A right bummer, because on first running into the legend, I was all, "Got to get me some of this stuff!" And then I tried to track the details down, because germinating a seed that age would have left a splashy trail all through the worlds of ethnobotany and archaeology in general. There would be comparisons to the nicotine content, etc., of modern varieties of N. rust. and the cultivated tobaccos; there would be efforts made to sequence the DNA of the revived plant and see if it could be used to track trade routes and the like through the pre-Columbian Americas...such a find would be immensely useful in a number of ways.

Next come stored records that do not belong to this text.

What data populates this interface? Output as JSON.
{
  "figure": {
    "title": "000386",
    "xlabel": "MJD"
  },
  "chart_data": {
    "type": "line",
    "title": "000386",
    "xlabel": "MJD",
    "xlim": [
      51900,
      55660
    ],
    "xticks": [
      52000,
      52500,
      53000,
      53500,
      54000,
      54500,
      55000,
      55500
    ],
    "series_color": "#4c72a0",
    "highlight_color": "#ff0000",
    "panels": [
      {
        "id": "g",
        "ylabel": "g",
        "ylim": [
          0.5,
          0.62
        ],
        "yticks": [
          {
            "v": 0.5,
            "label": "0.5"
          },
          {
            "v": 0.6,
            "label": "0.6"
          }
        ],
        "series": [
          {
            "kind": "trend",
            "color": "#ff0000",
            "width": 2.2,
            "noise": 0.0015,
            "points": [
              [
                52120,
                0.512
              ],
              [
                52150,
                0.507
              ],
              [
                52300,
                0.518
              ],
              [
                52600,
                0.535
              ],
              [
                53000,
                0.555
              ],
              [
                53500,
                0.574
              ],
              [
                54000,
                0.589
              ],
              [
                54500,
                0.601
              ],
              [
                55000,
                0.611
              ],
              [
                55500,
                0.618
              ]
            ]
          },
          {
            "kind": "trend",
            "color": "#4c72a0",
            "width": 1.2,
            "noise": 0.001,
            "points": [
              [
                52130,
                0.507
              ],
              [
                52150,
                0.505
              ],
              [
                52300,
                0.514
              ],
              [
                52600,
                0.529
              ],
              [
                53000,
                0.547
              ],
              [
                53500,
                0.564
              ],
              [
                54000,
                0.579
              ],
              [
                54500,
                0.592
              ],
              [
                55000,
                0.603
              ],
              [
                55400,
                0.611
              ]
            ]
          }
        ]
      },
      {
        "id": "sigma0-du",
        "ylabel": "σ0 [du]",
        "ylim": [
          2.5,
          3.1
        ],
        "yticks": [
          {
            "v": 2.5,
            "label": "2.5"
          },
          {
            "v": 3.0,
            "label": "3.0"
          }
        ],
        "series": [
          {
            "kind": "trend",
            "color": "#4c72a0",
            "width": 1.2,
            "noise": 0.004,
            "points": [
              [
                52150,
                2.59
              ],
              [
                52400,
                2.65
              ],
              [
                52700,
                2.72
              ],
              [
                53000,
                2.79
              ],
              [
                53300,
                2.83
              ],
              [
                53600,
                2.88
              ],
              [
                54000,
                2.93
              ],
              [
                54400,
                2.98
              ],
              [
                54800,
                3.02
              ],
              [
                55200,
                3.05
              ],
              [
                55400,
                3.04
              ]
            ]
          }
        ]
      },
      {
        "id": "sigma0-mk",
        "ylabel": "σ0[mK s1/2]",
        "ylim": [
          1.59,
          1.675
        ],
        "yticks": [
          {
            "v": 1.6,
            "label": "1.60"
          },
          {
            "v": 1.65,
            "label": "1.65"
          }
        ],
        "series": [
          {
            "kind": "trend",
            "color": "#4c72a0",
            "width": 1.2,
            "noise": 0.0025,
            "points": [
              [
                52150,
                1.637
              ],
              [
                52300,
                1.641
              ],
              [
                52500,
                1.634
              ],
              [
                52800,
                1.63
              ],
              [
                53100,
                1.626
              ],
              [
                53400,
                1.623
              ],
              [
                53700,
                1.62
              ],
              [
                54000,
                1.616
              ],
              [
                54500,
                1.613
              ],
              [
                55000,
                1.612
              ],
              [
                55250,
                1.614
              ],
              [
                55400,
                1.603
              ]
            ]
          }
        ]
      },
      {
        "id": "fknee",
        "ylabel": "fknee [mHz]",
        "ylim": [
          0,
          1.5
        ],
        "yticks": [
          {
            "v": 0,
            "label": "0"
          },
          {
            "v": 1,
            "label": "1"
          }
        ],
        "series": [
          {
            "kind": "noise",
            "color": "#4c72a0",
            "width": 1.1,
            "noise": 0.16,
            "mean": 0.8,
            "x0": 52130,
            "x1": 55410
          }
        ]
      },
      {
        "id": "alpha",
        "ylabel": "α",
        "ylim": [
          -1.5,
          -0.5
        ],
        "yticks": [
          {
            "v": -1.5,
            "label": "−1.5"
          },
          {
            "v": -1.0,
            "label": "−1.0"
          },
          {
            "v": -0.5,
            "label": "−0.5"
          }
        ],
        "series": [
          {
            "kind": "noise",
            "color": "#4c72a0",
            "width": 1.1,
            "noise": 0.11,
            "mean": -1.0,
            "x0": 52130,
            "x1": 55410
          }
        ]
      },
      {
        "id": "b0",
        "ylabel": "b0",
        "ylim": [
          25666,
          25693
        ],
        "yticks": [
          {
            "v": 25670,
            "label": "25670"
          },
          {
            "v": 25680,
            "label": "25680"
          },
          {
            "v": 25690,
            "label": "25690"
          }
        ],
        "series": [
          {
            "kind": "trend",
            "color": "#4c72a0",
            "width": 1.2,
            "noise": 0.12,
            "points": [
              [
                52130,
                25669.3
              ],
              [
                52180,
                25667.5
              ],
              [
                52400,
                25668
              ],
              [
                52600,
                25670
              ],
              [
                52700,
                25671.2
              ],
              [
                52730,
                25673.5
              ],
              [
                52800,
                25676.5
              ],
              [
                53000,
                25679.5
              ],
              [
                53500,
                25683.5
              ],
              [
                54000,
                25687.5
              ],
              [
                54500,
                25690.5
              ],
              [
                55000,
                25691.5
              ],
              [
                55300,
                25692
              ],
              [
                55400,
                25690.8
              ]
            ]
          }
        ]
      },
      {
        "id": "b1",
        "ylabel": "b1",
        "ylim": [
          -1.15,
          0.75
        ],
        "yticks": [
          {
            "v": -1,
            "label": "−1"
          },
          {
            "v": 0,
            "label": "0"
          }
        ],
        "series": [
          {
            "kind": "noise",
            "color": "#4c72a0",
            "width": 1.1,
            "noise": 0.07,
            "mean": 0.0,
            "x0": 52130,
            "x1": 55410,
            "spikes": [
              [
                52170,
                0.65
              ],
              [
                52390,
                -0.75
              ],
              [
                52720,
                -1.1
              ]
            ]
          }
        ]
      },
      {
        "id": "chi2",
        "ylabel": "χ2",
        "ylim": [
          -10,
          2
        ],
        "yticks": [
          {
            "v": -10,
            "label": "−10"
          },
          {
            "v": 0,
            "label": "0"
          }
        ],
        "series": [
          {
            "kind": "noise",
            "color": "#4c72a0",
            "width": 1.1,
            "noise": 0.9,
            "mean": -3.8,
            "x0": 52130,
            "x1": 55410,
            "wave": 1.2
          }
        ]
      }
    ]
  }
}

The total absence of any literature where there should be masses says only one thing. Hooey.
I haven't tried the alleged "ancient tobacco", as I fear that no curing or aromatic smoking could rid it of the implied aroma of cattle manure. I'm growing a few "Midewivian (Midewiwan?) Sacred" plants this year, since I wanted to have a go at a rustica myself - the "sacred" part of the strain name may be what some people are calling "cultural appropriation" these days, and certainly not approved by the Cherokee Centre for Plants on the ground that if it's being offered for sale, it's not something that should be called "sacred" (http://www.southernexposure.com/tobacco-midewiwan-ceremonial-mapucho-wild-tobacco-012-g-p-768.html); but at least it's a slightly more well-meaning and considerably less deceptive name and claim than the "ancient tobacco".